Teaching would not have to be such a specialized field because the job of the teacher would be to present, and facilitate the memory of, the text rather than the understanding of the subject (which the text provides if actually presented as a whole). Theoretically the ‘teacher’ could just be a person paid to watch the students and ensure that they are actually performing a series of exercises, tuned specifically to their level of advancement, developed automatically by a computer on the fly each morning, based on each student’s level of advancement from the day before… and it would not be hard.
It would be costly to enact, but the returns would be tremendous. As each person reached excellence in a field tailored to their talents from birth, our knowledge of those fields would expand proportionately. Learning could more easily continue because the most basic thing each person would remember is how to remember.
The most important thing we can do in this world, is to put down our differences and work (and therefore learn) together because there is no mythical paradise waiting for us. We have to MAKE that paradise and we are failing. Even if there IS a mythical paradise, each man is the sum of his memories and deeds. If you believe in a mythical paradise you should be struggling to make it easier for others to find, not berating, criticizing, or murdering others for not listening to or understanding you.
The fairy tales that we tell our children that have absolutely no resemblance to the observable reality (aside from religious view [which should be personal, private, and not a subject of public discussion] )
Next on WTFisthisguy’sproblem?:
Religious indoctrination should be illegal. Each person should have the right to believe what they wish to believe without unwelcome influence from family and friends. Beliefs should be presented as children become intelligent enough to ask about (and understand) these concepts along with the other blocks of information each student will automatically be presented.
We each have personal beliefs. What those beliefs are is not relevant either to the advancement of understanding or to the betterment of the quality of human life. We do our children no favors by indoctrinating them against other people by conditioning them at a young age to believe either that their parents are lying or that the rest of the world is stupid. In either case the child is left not knowing what to believe because no matter where they go they will receive conflicting messages from people who believe conflicting things. Don’t talk to a person about religion, let your actions speak for your beliefs.

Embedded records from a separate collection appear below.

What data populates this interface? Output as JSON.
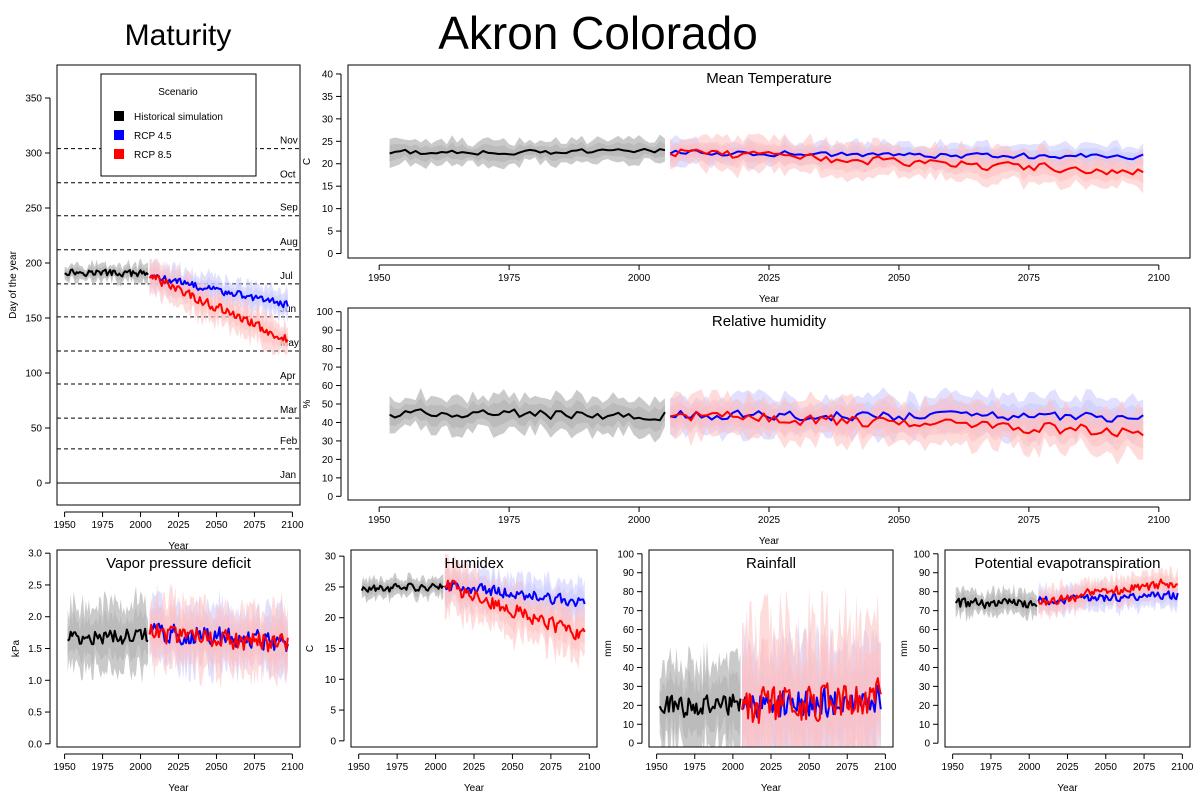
{
  "page": {
    "title": "Akron Colorado",
    "maturity_title": "Maturity"
  },
  "colors": {
    "historical": "#000000",
    "rcp45": "#0000ff",
    "rcp85": "#ff0000",
    "historical_band": "#b8b8b8",
    "rcp45_band": "#c8c8ff",
    "rcp85_band": "#ffc0c0"
  },
  "legend": {
    "title": "Scenario",
    "items": [
      {
        "key": "historical",
        "label": "Historical simulation"
      },
      {
        "key": "rcp45",
        "label": "RCP 4.5"
      },
      {
        "key": "rcp85",
        "label": "RCP 8.5"
      }
    ]
  },
  "chart_data": [
    {
      "id": "maturity",
      "type": "line",
      "title": "",
      "xlabel": "Year",
      "ylabel": "Day of the year",
      "xlim": [
        1945,
        2105
      ],
      "ylim": [
        -20,
        380
      ],
      "xticks": [
        1950,
        1975,
        2000,
        2025,
        2050,
        2075,
        2100
      ],
      "yticks": [
        0,
        50,
        100,
        150,
        200,
        250,
        300,
        350
      ],
      "month_lines": [
        {
          "label": "Jan",
          "day": 0
        },
        {
          "label": "Feb",
          "day": 31
        },
        {
          "label": "Mar",
          "day": 59
        },
        {
          "label": "Apr",
          "day": 90
        },
        {
          "label": "May",
          "day": 120
        },
        {
          "label": "Jun",
          "day": 151
        },
        {
          "label": "Jul",
          "day": 181
        },
        {
          "label": "Aug",
          "day": 212
        },
        {
          "label": "Sep",
          "day": 243
        },
        {
          "label": "Oct",
          "day": 273
        },
        {
          "label": "Nov",
          "day": 304
        }
      ],
      "series": [
        {
          "name": "Historical simulation",
          "key": "historical",
          "x_start": 1950,
          "x_end": 2005,
          "start": 192,
          "end": 190,
          "noise": 3,
          "band": 8
        },
        {
          "name": "RCP 4.5",
          "key": "rcp45",
          "x_start": 2006,
          "x_end": 2097,
          "start": 188,
          "end": 162,
          "noise": 3,
          "band": 12
        },
        {
          "name": "RCP 8.5",
          "key": "rcp85",
          "x_start": 2006,
          "x_end": 2097,
          "start": 188,
          "end": 130,
          "noise": 4,
          "band": 15
        }
      ]
    },
    {
      "id": "mean-temperature",
      "type": "line",
      "title": "Mean Temperature",
      "xlabel": "Year",
      "ylabel": "C",
      "xlim": [
        1944,
        2106
      ],
      "ylim": [
        -1,
        42
      ],
      "xticks": [
        1950,
        1975,
        2000,
        2025,
        2050,
        2075,
        2100
      ],
      "yticks": [
        0,
        5,
        10,
        15,
        20,
        25,
        30,
        35,
        40
      ],
      "series": [
        {
          "name": "Historical simulation",
          "key": "historical",
          "x_start": 1952,
          "x_end": 2005,
          "start": 22.5,
          "end": 22.8,
          "noise": 0.6,
          "band": 2.5
        },
        {
          "name": "RCP 4.5",
          "key": "rcp45",
          "x_start": 2006,
          "x_end": 2097,
          "start": 22.5,
          "end": 21.5,
          "noise": 0.6,
          "band": 2.5
        },
        {
          "name": "RCP 8.5",
          "key": "rcp85",
          "x_start": 2006,
          "x_end": 2097,
          "start": 22.5,
          "end": 18.2,
          "noise": 0.9,
          "band": 3.5
        }
      ]
    },
    {
      "id": "relative-humidity",
      "type": "line",
      "title": "Relative humidity",
      "xlabel": "Year",
      "ylabel": "%",
      "xlim": [
        1944,
        2106
      ],
      "ylim": [
        -2,
        102
      ],
      "xticks": [
        1950,
        1975,
        2000,
        2025,
        2050,
        2075,
        2100
      ],
      "yticks": [
        0,
        10,
        20,
        30,
        40,
        50,
        60,
        70,
        80,
        90,
        100
      ],
      "series": [
        {
          "name": "Historical simulation",
          "key": "historical",
          "x_start": 1952,
          "x_end": 2005,
          "start": 45,
          "end": 44,
          "noise": 2.5,
          "band": 9
        },
        {
          "name": "RCP 4.5",
          "key": "rcp45",
          "x_start": 2006,
          "x_end": 2097,
          "start": 44,
          "end": 43,
          "noise": 2.5,
          "band": 10
        },
        {
          "name": "RCP 8.5",
          "key": "rcp85",
          "x_start": 2006,
          "x_end": 2097,
          "start": 44,
          "end": 35,
          "noise": 3,
          "band": 11
        }
      ]
    },
    {
      "id": "vapor-pressure-deficit",
      "type": "line",
      "title": "Vapor pressure deficit",
      "xlabel": "Year",
      "ylabel": "kPa",
      "xlim": [
        1945,
        2105
      ],
      "ylim": [
        -0.05,
        3.05
      ],
      "xticks": [
        1950,
        1975,
        2000,
        2025,
        2050,
        2075,
        2100
      ],
      "yticks": [
        0.0,
        0.5,
        1.0,
        1.5,
        2.0,
        2.5,
        3.0
      ],
      "series": [
        {
          "name": "Historical simulation",
          "key": "historical",
          "x_start": 1952,
          "x_end": 2005,
          "start": 1.65,
          "end": 1.7,
          "noise": 0.12,
          "band": 0.5
        },
        {
          "name": "RCP 4.5",
          "key": "rcp45",
          "x_start": 2006,
          "x_end": 2097,
          "start": 1.75,
          "end": 1.6,
          "noise": 0.15,
          "band": 0.45
        },
        {
          "name": "RCP 8.5",
          "key": "rcp85",
          "x_start": 2006,
          "x_end": 2097,
          "start": 1.75,
          "end": 1.55,
          "noise": 0.15,
          "band": 0.5
        }
      ]
    },
    {
      "id": "humidex",
      "type": "line",
      "title": "Humidex",
      "xlabel": "Year",
      "ylabel": "C",
      "xlim": [
        1945,
        2105
      ],
      "ylim": [
        -1,
        31
      ],
      "xticks": [
        1950,
        1975,
        2000,
        2025,
        2050,
        2075,
        2100
      ],
      "yticks": [
        0,
        5,
        10,
        15,
        20,
        25,
        30
      ],
      "series": [
        {
          "name": "Historical simulation",
          "key": "historical",
          "x_start": 1952,
          "x_end": 2005,
          "start": 24.5,
          "end": 25.2,
          "noise": 0.6,
          "band": 1.5
        },
        {
          "name": "RCP 4.5",
          "key": "rcp45",
          "x_start": 2006,
          "x_end": 2097,
          "start": 25.3,
          "end": 22.5,
          "noise": 0.8,
          "band": 3
        },
        {
          "name": "RCP 8.5",
          "key": "rcp85",
          "x_start": 2006,
          "x_end": 2097,
          "start": 25.3,
          "end": 17,
          "noise": 1.1,
          "band": 4
        }
      ]
    },
    {
      "id": "rainfall",
      "type": "line",
      "title": "Rainfall",
      "xlabel": "Year",
      "ylabel": "mm",
      "xlim": [
        1945,
        2105
      ],
      "ylim": [
        -2,
        102
      ],
      "xticks": [
        1950,
        1975,
        2000,
        2025,
        2050,
        2075,
        2100
      ],
      "yticks": [
        0,
        10,
        20,
        30,
        40,
        50,
        60,
        70,
        80,
        90,
        100
      ],
      "series": [
        {
          "name": "Historical simulation",
          "key": "historical",
          "x_start": 1952,
          "x_end": 2005,
          "start": 20,
          "end": 20,
          "noise": 6,
          "band": 22
        },
        {
          "name": "RCP 4.5",
          "key": "rcp45",
          "x_start": 2006,
          "x_end": 2097,
          "start": 18,
          "end": 24,
          "noise": 7,
          "band": 30
        },
        {
          "name": "RCP 8.5",
          "key": "rcp85",
          "x_start": 2006,
          "x_end": 2097,
          "start": 18,
          "end": 25,
          "noise": 9,
          "band": 40
        }
      ]
    },
    {
      "id": "potential-evapotranspiration",
      "type": "line",
      "title": "Potential evapotranspiration",
      "xlabel": "Year",
      "ylabel": "mm",
      "xlim": [
        1945,
        2105
      ],
      "ylim": [
        -2,
        102
      ],
      "xticks": [
        1950,
        1975,
        2000,
        2025,
        2050,
        2075,
        2100
      ],
      "yticks": [
        0,
        10,
        20,
        30,
        40,
        50,
        60,
        70,
        80,
        90,
        100
      ],
      "series": [
        {
          "name": "Historical simulation",
          "key": "historical",
          "x_start": 1952,
          "x_end": 2005,
          "start": 74,
          "end": 74,
          "noise": 2.5,
          "band": 6
        },
        {
          "name": "RCP 4.5",
          "key": "rcp45",
          "x_start": 2006,
          "x_end": 2097,
          "start": 75,
          "end": 78,
          "noise": 2.2,
          "band": 6
        },
        {
          "name": "RCP 8.5",
          "key": "rcp85",
          "x_start": 2006,
          "x_end": 2097,
          "start": 75,
          "end": 85,
          "noise": 2.5,
          "band": 7
        }
      ]
    }
  ]
}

If your beliefs are violent, someone will believe otherwise and stop you, or you will eventually die in one manner or another. Those who harm others should be dealt with severely and decisively, and in such a way that the perpetrator never considers performing the act of violence or another like it again. Repeat offenders should be rendered incapable of performing the act of violence again.
At all times care should be taken to leave these people as functional as they can be. Repeat rapists should simply be castrated. Repeat misdemeanor miscreants should be placed under constant surveillance and fines should be assessed to be payed to the person/party(parties) they harm. Repeat murderers should be put down the same way that a rabid dog might be put down.
It is not alright if multiple deaths occur because nothing was done when the warning signs of a murderer began to show. No murderer is worth enough to society to allow the possibility that they might murder again. Even if the subject of their theoretical future murder might be another inmate in a facility, the murdered inmate might have been rehabilitated to become a functional and productive member of a forward moving society. Even sane human behavior is unpredictable. Nobody should be permitted to unpredictably murder anyone, much less to do it more than once.